Regards vitreux goguenards
des ‘on fait ce qu’on veut’
sifflant les menaces
mutisme entendu
sourires repus d’impunité
pas en parallèle
troncs parmi les troncs
fourrés dans les feuillages
fourrés dans les pensées
faire entendre qu’ils sont près
plaquer une couche d’immondices
sur les bois qui m’abritent
étouffer le souffle
des champs que j’habite
assombrir l’éclat des parfums
mutiler les arbres
piétiner les fleurs sur nos tombes
me couper l’herbe sous le pied
murets démontés en escaliers
pour entrer
couper les roses aux piquants inutiles
couper les fils et les fils
que je tisse et retisse en bulle
pour rester en l’air rester entière
forcer les portes
qui renferment l’oxygène
briser les plantes
qui portent saisons sans ombre
qui échappent à l’emprise de plomb
passant repassant chaque nuit
au ras des haies
taillant des trous béants
trouant mon sommeil
taillant les veines
extirper ces violeurs du quotidien sanglant
faire vivre la clarté dans mon corps étranger.
***
Désagrégation
d’une main gantée
saisir la grisaille
grésille égrenée
en gouttelettes peaufinées
à l’étrille du sensé
au gré des vents
résolution émiettée
intentions fluides dénigrées
agréer l’agrément
d’approbation forcée
intégrer les degrés
de glissement
vers faux-fuyants grésés
dégradé
de gré ou de force
aux aguets
témoin impuissant
de revirements aigus
principes qui basculent
vers une voix à l’accent grave
un nom
un non
gravé dans le grès tendre
effritement d’engagement
clés de voûte effondrées
***
Calibrage
Calibrage obligatoire
par-dessus bord menu fretin frétillant
à la benne tordus et fourchus
perfection
insipide
petite pomme bosselée sans nom
museau de lièvre, nez de veau
pouzaraque épatante
ne rentrant pas dans les cases
au rebut les reflets du vivant
tri en catégories
première deuxième déclassée
trier les personnes ne tenir compte
que des grosses légumes
les champions médaillés
des concours du toujours plus
calibrer la réflexion
succomber comme Blanche Neige
à l’attrait des idées reçues lustrées
caricatures rouges et vertes
diktats des bien-pensants
ne garder que les photos posées
maquillées de grands moments
étouffés dans le silence d’apparence
ou collectionner et savourer
chaque petite défaillance
faiblesse chaque maladresse
écueil explosion de fou rire
chaque erreur cataclysmique
qui a ouvert une brèche
d’une hauteur hors norme
par où s’évader d’une vie plane
et atone
se délecter des défauts
d’une cacophonie de formes.
JANE ANGUÉ
Elle se présente :
Après des débuts dans le domaine de l’archéologie Jane Angué étudie le français à King’s College à Londres puis s’installe en France. Agrégée d’anglais, elle écrit en français et en anglais.

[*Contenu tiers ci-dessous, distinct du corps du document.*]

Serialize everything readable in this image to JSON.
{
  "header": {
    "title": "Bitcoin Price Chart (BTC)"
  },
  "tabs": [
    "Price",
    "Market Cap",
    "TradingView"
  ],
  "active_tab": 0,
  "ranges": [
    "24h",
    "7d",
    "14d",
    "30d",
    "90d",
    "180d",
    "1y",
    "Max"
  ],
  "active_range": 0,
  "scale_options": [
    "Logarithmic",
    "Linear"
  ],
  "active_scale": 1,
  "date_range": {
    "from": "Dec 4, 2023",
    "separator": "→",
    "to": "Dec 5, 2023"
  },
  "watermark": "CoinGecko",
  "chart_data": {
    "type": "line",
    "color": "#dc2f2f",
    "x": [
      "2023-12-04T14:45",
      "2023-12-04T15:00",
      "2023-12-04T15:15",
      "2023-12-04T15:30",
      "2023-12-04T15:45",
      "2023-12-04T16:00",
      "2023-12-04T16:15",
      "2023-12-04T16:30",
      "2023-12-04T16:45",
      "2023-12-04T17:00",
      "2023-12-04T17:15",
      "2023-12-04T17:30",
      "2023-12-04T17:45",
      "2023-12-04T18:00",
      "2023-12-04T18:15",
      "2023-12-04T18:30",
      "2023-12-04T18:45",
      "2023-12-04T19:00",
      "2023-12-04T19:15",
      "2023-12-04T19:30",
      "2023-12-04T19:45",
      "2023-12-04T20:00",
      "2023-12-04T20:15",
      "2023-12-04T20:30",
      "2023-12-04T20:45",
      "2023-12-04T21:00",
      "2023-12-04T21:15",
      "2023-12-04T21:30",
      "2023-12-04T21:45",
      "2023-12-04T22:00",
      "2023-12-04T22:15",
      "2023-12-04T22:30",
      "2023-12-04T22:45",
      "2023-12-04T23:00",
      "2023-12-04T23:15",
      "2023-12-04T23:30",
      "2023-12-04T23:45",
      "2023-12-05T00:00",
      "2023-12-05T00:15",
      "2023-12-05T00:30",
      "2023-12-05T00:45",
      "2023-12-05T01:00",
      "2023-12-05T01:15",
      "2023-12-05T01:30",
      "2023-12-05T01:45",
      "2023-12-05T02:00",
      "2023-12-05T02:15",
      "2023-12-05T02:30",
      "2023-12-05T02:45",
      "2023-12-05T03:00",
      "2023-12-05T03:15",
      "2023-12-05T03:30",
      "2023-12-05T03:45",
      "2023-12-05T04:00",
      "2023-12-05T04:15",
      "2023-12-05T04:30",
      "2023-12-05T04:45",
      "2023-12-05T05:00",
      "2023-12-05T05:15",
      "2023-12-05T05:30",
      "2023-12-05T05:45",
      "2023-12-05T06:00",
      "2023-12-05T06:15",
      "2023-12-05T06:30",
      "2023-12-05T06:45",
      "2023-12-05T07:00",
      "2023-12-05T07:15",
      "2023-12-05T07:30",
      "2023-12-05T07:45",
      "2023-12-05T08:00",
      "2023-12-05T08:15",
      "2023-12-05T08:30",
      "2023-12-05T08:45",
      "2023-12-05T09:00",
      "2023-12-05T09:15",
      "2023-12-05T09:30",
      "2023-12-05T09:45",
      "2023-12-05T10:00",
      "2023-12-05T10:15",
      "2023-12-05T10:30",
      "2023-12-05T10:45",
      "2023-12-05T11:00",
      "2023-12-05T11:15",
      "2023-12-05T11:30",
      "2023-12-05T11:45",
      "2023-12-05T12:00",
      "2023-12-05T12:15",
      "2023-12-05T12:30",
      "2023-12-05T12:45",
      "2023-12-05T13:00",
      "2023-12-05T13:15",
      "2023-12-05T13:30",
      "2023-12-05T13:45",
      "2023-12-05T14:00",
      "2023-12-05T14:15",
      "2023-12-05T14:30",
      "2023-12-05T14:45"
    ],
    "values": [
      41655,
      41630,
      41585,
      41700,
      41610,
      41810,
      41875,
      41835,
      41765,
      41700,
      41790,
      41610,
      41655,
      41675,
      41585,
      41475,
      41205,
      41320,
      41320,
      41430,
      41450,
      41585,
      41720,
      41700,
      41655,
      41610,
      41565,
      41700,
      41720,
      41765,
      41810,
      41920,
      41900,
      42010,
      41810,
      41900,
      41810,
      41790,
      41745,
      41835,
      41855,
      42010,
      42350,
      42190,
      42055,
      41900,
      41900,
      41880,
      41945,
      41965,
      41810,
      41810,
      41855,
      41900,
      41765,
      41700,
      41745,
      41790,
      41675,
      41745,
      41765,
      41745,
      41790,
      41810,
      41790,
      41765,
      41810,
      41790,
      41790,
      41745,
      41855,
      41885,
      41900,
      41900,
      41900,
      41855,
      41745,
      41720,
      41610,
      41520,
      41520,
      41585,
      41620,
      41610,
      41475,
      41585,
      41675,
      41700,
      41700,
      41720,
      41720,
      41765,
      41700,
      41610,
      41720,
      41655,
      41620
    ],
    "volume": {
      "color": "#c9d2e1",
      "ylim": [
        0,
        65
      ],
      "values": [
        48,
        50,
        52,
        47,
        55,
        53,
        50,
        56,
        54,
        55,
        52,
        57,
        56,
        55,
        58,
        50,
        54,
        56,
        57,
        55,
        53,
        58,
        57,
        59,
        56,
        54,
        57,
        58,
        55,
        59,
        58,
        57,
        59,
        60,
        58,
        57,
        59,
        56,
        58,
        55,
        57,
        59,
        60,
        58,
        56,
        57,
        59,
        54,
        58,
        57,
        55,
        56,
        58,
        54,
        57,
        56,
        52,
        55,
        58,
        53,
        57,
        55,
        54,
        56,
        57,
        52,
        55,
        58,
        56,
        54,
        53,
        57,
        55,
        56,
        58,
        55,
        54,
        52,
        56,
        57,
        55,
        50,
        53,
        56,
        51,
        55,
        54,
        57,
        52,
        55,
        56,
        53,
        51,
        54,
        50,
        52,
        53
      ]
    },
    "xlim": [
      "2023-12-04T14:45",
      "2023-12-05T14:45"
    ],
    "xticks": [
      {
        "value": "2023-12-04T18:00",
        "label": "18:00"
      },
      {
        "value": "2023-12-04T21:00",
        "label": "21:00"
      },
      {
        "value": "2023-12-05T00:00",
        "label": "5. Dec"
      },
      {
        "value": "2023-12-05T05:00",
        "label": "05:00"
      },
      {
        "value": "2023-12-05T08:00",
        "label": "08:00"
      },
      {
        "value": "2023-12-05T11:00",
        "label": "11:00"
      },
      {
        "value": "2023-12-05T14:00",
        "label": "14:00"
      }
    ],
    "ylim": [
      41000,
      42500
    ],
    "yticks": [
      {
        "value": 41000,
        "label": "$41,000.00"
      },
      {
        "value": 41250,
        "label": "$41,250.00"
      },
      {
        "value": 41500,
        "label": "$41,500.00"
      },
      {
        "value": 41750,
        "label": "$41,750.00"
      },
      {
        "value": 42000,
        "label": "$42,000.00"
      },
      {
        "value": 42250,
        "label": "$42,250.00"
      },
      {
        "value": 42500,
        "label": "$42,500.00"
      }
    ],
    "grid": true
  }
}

Certains textes sont publiés dans The Dawntreader, incertain regard, Le Capital des Mots, Amethyst, Ink, Sweat and Tears, Acumen et Poésie/première. D’autres sont à paraître courant 2020 dans Arpa, Recours au poème, Mille-Feuille, l’anthologie de Flammes Vives et Traversées.
Parution : des Fleurs pour Bach, en août 2019 dans la Collection Encres Blanches, N° 771.